Diaz was joined at that press conference by Mary Cummins, a Queens conservative who led a 1992 attack against the Children of the Rainbow curriculum because three pages in that 430-page teacher’s guide referred to positive representations of gay men and lesbians.


In 2003, Diaz sued to halt city funding of the Harvey Milk School in the West Village. That school serves lesbian, transgender, bisexual, and gay youth who have been subjected to violence and harassment in other schools.


“My goal is to let the mayor of the city of New York, the chancellor, and the school system know that it is wrong what they are doing,” Diaz said at a 2003 press conference held outside of Manhattan Supreme Court. “It is segregation. They are showing preference and they are leaving my children, my Spanish children, my black children behind.”


Then, as now, 75 percent of the students at the Harvey Milk School are African-American and Latino. Diaz was joined by Rena Lindevaldsen, an attorney with the Florida-based Liberty Counsel, a group that defends “traditional families, sanctity of life and religious liberty,” she said.

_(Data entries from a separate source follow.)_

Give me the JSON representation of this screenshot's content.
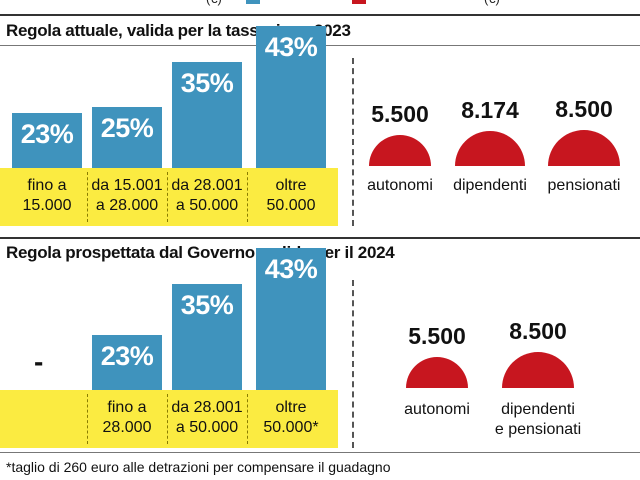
{
  "header_strip": {
    "partial_text": "(€)"
  },
  "chart_data": [
    {
      "type": "bar",
      "title": "Regola attuale, valida per la tassazione 2023",
      "categories": [
        "fino a 15.000",
        "da 15.001 a 28.000",
        "da 28.001 a 50.000",
        "oltre 50.000"
      ],
      "category_lines": [
        [
          "fino a",
          "15.000"
        ],
        [
          "da 15.001",
          "a 28.000"
        ],
        [
          "da 28.001",
          "a 50.000"
        ],
        [
          "oltre",
          "50.000"
        ]
      ],
      "values": [
        23,
        25,
        35,
        43
      ],
      "value_labels": [
        "23%",
        "25%",
        "35%",
        "43%"
      ],
      "ylim": [
        0,
        50
      ],
      "colors": {
        "bar": "#3f93bd",
        "band": "#fbeb41"
      }
    },
    {
      "type": "bar",
      "title": "Regola attuale, valida per la tassazione 2023",
      "categories": [
        "autonomi",
        "dipendenti",
        "pensionati"
      ],
      "values": [
        5500,
        8174,
        8500
      ],
      "value_labels": [
        "5.500",
        "8.174",
        "8.500"
      ],
      "colors": {
        "dome": "#c7161f"
      }
    },
    {
      "type": "bar",
      "title": "Regola prospettata dal Governo, valida per il 2024",
      "categories": [
        "",
        "fino a 28.000",
        "da 28.001 a 50.000",
        "oltre 50.000*"
      ],
      "category_lines": [
        [
          "",
          ""
        ],
        [
          "fino a",
          "28.000"
        ],
        [
          "da 28.001",
          "a 50.000"
        ],
        [
          "oltre",
          "50.000*"
        ]
      ],
      "values": [
        null,
        23,
        35,
        43
      ],
      "value_labels": [
        "-",
        "23%",
        "35%",
        "43%"
      ],
      "ylim": [
        0,
        50
      ],
      "colors": {
        "bar": "#3f93bd",
        "band": "#fbeb41"
      }
    },
    {
      "type": "bar",
      "title": "Regola prospettata dal Governo, valida per il 2024",
      "categories": [
        "autonomi",
        "dipendenti e pensionati"
      ],
      "category_lines": [
        [
          "autonomi"
        ],
        [
          "dipendenti",
          "e pensionati"
        ]
      ],
      "values": [
        5500,
        8500
      ],
      "value_labels": [
        "5.500",
        "8.500"
      ],
      "colors": {
        "dome": "#c7161f"
      }
    }
  ],
  "sections": {
    "s2023": {
      "title": "Regola attuale, valida per la tassazione 2023"
    },
    "s2024": {
      "title": "Regola prospettata dal Governo, valida per il 2024"
    }
  },
  "footnote": "*taglio di 260 euro alle detrazioni per compensare il guadagno"
}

“I think you can sum it all up by saying that in New York City the Department of Education is literally taking from the poor, those who are in the poor, failing schools and giving $4.0 million to those who are going to be in a newly renovated, expanded and fully equipped school,” Lindevaldsen said. “They are taking from the poor and giving to the rich.”


At that time, the majority of students at the school were poor and 10 percent were in foster care. The school also complied with all local, state, and federal anti-discrimination laws.


The Liberty Counsel opposed overturning the Texas sodomy law in Lawrence v. Texas, a US Supreme Court case that overturned state sodomy laws, it fought recognition of civil unions in Georgia and Connecticut, and the group opposed adoption by gay men and lesbians in Florida.